Peoples' Friendship University of Russia (RFUR) (RUSSIAN FEDERATION)
About this paper:
Appears in: EDULEARN16 Proceedings
Publication year: 2016
Pages: 8220-8226
ISBN: 978-84-608-8860-4
ISSN: 2340-1117
doi: 10.21125/edulearn.2016.0797
Conference name: 8th International Conference on Education and New Learning Technologies
Dates: 4-6 July, 2016
Location: Barcelona, Spain
The article deals with the issues related to the interaction between linguistics, translation studies and methods of teaching translation with an emphasis on the approaches to building up the foundations for a university-level course on the theory and practice of translating written texts from English to Russian. The course has been designed as an introduction to the field of translation. Typical difficulties that students encounter at the initial stage of study are their poor mastery of the languages involved, insufficient knowledge of translation theory, and, as a result, a low level of motivation.

Given these difficulties, the course material, though founded on some theoretical points, has to be presented to students via intelligible and easily accessible forms of information, one of which is mini-texts. Before starting in on actual translation, one must first of all formulate a translation strategy, by which we mean doing some preliminary analysis of the source text to be translated. The translator must carefully read the text from start to finish and try to imagine the communicative situation in which this speech act occurred in the source language.
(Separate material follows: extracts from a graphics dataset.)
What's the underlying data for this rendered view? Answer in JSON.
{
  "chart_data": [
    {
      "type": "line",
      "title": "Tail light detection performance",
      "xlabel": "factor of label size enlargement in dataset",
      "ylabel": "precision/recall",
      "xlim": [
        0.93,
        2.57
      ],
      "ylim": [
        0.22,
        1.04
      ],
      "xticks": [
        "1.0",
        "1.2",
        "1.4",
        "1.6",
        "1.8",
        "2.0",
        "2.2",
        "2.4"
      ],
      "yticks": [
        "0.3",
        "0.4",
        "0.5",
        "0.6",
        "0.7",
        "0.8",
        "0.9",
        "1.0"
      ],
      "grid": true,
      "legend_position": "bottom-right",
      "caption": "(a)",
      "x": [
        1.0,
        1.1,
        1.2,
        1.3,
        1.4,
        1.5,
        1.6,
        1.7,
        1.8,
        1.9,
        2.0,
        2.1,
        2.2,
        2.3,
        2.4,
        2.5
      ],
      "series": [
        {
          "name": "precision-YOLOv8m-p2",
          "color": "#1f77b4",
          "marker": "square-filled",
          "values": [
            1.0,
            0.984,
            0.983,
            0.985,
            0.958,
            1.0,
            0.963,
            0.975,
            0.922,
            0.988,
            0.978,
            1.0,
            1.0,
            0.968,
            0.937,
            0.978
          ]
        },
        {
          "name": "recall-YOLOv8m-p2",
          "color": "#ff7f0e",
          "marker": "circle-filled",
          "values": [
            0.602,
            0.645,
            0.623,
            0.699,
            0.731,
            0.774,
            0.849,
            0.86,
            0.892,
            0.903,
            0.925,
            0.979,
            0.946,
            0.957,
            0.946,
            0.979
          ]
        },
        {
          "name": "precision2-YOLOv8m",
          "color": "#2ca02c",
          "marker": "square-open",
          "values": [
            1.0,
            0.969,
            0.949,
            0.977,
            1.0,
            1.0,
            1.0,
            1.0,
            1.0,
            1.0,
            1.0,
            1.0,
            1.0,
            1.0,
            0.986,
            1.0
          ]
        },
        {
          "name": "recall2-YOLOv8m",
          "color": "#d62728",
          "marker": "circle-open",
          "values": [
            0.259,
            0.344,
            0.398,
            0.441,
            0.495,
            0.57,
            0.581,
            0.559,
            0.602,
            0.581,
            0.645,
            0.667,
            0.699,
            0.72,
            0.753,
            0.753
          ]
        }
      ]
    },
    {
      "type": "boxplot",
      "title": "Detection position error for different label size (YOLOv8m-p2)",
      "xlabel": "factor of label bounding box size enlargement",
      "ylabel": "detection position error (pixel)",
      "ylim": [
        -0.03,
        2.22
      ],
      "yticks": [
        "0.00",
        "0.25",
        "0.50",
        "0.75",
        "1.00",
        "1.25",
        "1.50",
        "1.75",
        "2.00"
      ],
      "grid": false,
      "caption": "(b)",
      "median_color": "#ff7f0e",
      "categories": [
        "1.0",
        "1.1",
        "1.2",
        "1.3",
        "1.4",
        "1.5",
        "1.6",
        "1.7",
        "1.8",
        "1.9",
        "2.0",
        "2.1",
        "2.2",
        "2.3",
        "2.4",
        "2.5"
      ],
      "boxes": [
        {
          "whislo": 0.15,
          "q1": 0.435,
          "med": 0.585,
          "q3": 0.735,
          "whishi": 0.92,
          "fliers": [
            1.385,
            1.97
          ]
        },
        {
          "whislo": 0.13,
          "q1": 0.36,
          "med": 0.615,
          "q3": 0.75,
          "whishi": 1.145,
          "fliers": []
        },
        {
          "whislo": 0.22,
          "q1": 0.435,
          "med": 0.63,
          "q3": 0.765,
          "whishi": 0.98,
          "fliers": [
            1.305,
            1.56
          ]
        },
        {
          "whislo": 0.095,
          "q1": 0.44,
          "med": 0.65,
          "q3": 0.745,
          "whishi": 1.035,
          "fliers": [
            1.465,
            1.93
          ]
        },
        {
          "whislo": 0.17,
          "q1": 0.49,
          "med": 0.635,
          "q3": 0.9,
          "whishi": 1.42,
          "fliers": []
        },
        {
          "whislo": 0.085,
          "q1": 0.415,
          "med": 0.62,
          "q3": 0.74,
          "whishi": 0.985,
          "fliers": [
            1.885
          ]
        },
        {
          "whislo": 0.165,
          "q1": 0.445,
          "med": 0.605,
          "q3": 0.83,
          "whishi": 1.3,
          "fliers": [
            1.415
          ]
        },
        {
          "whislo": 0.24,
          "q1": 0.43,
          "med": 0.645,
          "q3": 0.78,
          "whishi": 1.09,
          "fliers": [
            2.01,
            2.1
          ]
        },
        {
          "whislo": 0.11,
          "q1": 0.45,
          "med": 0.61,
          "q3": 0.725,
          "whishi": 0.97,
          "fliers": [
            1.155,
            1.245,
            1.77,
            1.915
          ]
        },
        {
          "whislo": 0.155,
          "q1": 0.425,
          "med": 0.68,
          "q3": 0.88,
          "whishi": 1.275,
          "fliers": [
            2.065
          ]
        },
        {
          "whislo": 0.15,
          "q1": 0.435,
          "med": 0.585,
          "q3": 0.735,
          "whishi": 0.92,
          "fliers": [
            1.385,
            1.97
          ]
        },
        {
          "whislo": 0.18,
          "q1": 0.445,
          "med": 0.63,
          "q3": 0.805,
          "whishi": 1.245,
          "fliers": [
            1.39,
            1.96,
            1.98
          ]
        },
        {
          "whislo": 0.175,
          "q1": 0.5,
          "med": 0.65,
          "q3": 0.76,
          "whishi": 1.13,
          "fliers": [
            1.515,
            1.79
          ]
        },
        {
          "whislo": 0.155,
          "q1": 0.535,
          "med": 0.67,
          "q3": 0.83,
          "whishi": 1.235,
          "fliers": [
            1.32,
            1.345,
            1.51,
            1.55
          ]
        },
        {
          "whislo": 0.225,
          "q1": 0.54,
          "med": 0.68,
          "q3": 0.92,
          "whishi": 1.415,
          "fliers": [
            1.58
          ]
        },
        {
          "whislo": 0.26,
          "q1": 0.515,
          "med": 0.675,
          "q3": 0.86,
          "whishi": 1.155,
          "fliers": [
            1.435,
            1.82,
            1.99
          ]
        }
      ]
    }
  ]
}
Then he researches the meanings of words and grammatical constructions to recognize and determine the text-type and the level of background knowledge that the Russian-language recipient can be expected to have. The source text is then divided into fragments. Each fragment contains a single utterance, or two to three utterances that are close to each other in meaning. By “utterance”, we mean the basic structural unit of a coherent text that consists of a single complete thought and the language forms used to express this thought.

Upon completing this preliminary work, the translator begins to actually translate, implementing a strictly ordered set of actions. These can be numbered as follows:
1. The first action is to render the source utterance in Russian word for word, i.e., to search for the closest Russian equivalent.
2. To summarize the preceding first action of a translator’s actual translation work, producing a word-for-word translation of a text allows the translator to identify elements that hinder communication between languages (i.e., “it’s just not said that way in Russian!”) and to find solutions.
3. If the translator does not encounter any difficulties of this sort in the text, he can continue on to the next action. At this stage in the process, the translator’s focus is on the utterance level, with problems typically coming from one or both of the following categories:
a) difficulties due to differences in the utterance information structure;
b) difficulties due to differences in its grammatical structure.
4. The translator continues to examine the utterance to be translated for needed transformations related to its grammatical structure, primarily the subject and predicate.
5. Once the translator has crafted the utterance in terms of its discourse features, information structure and grammatical structure, he can turn his attention to lexical issues.

As a very broad generalization, the steps we have laid out serve as one possible methodological approach to translating written texts from English into Russian. As mentioned earlier, this approach is based on a recognition of the speech actions that translators perform in their work. It has been implemented in various educational contexts to teach students of translation.
Translator’s speech actions, methods of teaching translation, teaching translation to beginners, discourse, utterance.